TEMYİZ EDENİN İDDİALARI : Davacı tarafından, Danıştay Beşinci Dairesince esas alınan delillerin işlem tarihinden sonra ortaya çıkarıldığı, idari işlemi tesis ederken herhangi bir delile dayanılmadığı, 667 sayılı KHK düzenlemelerinin OHAL döneminde geçerli olması gerektiği, bu dönem alınan tedbirlerin OHAL süresi ile sınırlı olarak geçerli olduğu, 18/07/2018 tarihinde OHAL’in sona ermesi ile 667 sayılı KHK’nın 3. maddesinin de geçerliliğinin kalmadığı, 667 sayılı KHK’nın davacının görevden uzaklaştırıldığı tarihten sonra yürürlüğe girdiği için iltisaklı ve irtibatlı olma hususunun davacıyla ilgili olarak uygulanmaması gerektiği, Anayasanın 38. ve AİHS’nin 7.maddesine göre 667 sayılı KHK’nın 3. maddesinin uygulanma kabiliyetinin bulunmadığı, suç ve cezaların kanuniliği ilkesinin ihlal edildiği, dava konusu işlemin bu sebeple iptal edilmesi gerektiği, davacı hakkındaki işlemin ceza mahiyetinde olduğu, 2802 sayılı Kanundaki usulü güvencelerden yararlandırılarak işlem tesis edilmesi gerektiği, Anayasanın 139. maddesinde yer alan hakimlik ve savcılık teminatını ortadan kaldıran 667 sayılı KHK’ya göre işlem tesis edilmesinde hukuka uyarlık bulunmadığı, davacının aleyhindeki bilgi ve belgelerin kendisine tebliğ edilerek savunmasının alınmadığı, yeniden incelemenin idari itiraz prosedürü olduğu, savunmayla alakasının olmadığı, sadakat yükümlülüğüne aykırı hiçbir davranışının olmadığı, idarenin somut delillerle bunu ortaya koyamadığı, davacının 2016 Yaz Kararnamesiyle Rize’den Çorum’a atandığı, kararda aleyhine ifade verdiği belirtilen R.B. isimli kişinin kendisini Çorum’da çalıştığı şeklinde beyanda bulunduğu ancak mahkemede verdiği ikinci beyanında davacıyı tanımadığını ifade ettiği, Danıştay Beşinci Dairesince bu hususun göz ardı edilerek karar verildiği; diğer tanık A.K.’nın ise davacının FETÖ üyesi yargı mensuplarıyla yakın arkadaşlık kurduğunu beyan ettiği, anılan kişinin ifadesinin soyut ve muğlak olduğu, kanaate dayanması nedeniyle karara esas alınamayacağı, yaklaşık 20 yıl önce bitirdiği lise, dershane ve özel öğrenci yurdunda kalmış olma hususunun aleyhine değerlendirilemeyeceği, bunların tamamının o dönemdeki yasal faaliyetler olduğu, kendi GSM hattı ile konuştuğu kişilerle suçlanmasının hukuk ve vicdanla izah edilmesinin mümkün olmadığı, bütün bu sebeplerle temyize konu kararın bozulması gerektiği ileri sürülmektedir.

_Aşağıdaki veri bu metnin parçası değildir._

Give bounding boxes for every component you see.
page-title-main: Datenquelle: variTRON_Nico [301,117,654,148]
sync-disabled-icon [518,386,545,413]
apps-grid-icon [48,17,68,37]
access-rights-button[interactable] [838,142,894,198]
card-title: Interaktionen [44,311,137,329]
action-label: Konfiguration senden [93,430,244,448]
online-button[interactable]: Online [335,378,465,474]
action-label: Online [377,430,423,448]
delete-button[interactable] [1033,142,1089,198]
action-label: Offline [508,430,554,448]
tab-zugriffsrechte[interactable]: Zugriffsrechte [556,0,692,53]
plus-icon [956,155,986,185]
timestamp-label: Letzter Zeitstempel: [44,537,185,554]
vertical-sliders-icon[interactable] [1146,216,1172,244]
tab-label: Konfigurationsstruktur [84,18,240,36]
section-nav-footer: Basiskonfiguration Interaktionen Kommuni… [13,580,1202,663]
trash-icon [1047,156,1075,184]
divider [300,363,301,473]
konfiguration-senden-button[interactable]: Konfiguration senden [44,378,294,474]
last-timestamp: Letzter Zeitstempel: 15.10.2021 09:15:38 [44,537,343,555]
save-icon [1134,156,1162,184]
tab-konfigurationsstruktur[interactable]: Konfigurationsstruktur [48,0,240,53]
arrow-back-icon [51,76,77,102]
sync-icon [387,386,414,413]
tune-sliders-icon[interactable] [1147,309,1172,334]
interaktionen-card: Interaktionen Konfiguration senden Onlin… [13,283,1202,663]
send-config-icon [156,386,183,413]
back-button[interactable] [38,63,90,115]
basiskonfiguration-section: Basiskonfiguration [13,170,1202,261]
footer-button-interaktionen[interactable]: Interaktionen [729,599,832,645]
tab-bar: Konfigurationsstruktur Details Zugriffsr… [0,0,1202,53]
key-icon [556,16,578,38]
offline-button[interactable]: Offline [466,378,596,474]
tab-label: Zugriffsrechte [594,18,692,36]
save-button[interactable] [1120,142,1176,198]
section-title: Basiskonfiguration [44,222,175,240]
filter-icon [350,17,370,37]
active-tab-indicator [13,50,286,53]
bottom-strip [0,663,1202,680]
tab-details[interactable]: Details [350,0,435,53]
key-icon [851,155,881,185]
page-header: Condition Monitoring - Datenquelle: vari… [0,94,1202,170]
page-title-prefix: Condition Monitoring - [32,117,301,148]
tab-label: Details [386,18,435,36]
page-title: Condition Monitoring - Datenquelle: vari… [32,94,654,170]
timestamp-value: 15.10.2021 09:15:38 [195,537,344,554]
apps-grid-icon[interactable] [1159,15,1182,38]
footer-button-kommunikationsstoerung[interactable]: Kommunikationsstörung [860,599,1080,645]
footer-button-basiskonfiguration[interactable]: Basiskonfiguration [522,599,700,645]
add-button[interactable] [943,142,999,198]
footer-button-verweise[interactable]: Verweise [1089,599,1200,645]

KARŞI TARAFIN SAVUNMASI : Davalı idare tarafından, savunma verilmemiştir.

DANIŞTAY TETKİK HÂKİMİ …’İN DÜŞÜNCESİ : Temyiz isteminin reddi ile Daire kararının onanması gerektiği düşünülmektedir.

TÜRK MİLLETİ ADINA
Karar veren Danıştay İdari Dava Daireleri Kurulunca, Tetkik Hâkiminin açıklamaları dinlendikten ve dosyadaki belgeler incelendikten sonra gereği görüşüldü:

HUKUKİ DEĞERLENDİRME :
Danıştay dava dairelerinin nihai kararlarının temyizen incelenerek bozulması, 2577 sayılı İdari Yargılama Usulü Kanunu’nun 49. maddesinde yer alan;
“a) Görev ve yetki dışında bir işe bakılmış olması,
b) Hukuka aykırı karar verilmesi,
c) Usul hükümlerinin uygulanmasında kararı etkileyebilecek nitelikte hata veya eksikliklerin bulunması” sebeplerinden birinin varlığı hâlinde mümkündür.
Temyizen incelenen karar usul ve hukuka uygun olup, temyiz dilekçesinde ileri sürülen iddialar kararın bozulmasını gerektirecek nitelikte görülmemiştir.
Öte yandan, temyize konu kararda atıf yapılan, Danıştay Beşinci Dairesinin 13/04/2021 tarih ve E:2017/2410, K:2021/1019 sayılı kararı, Danıştay İdari Dava Daireleri Kurulunun 08/02/2023 tarih ve E:2021/2640, K:2023/168 sayılı kararıyla onanarak kesinleşmiştir.

KARAR SONUCU :
Açıklanan nedenlerle;
1. Davacının temyiz isteminin reddine,
2. Davanın yukarıda özetlenen gerekçeyle kısmen derdestlik nedeniyle incelenmeksizin reddine, kısmen esastan reddine ilişkin Danıştay Beşinci Dairesinin temyize konu 13/04/2021 tarih ve E:2017/4165, K:2021/1020 sayılı kararının ONANMASINA,
3. Adli yardım kararından dolayı ertelenmiş olan temyiz aşamasına ilişkin yargılama giderinin, 6100 sayılı Hukuk Muhakemeleri Kanunu’nun 339. maddesinin 1. fıkrası uyarınca davacıdan tahsili için Dairesince müzekkere yazılmasına,
4. Kesin olarak, 08/02/2023 tarihinde oybirliği ile karar verildi.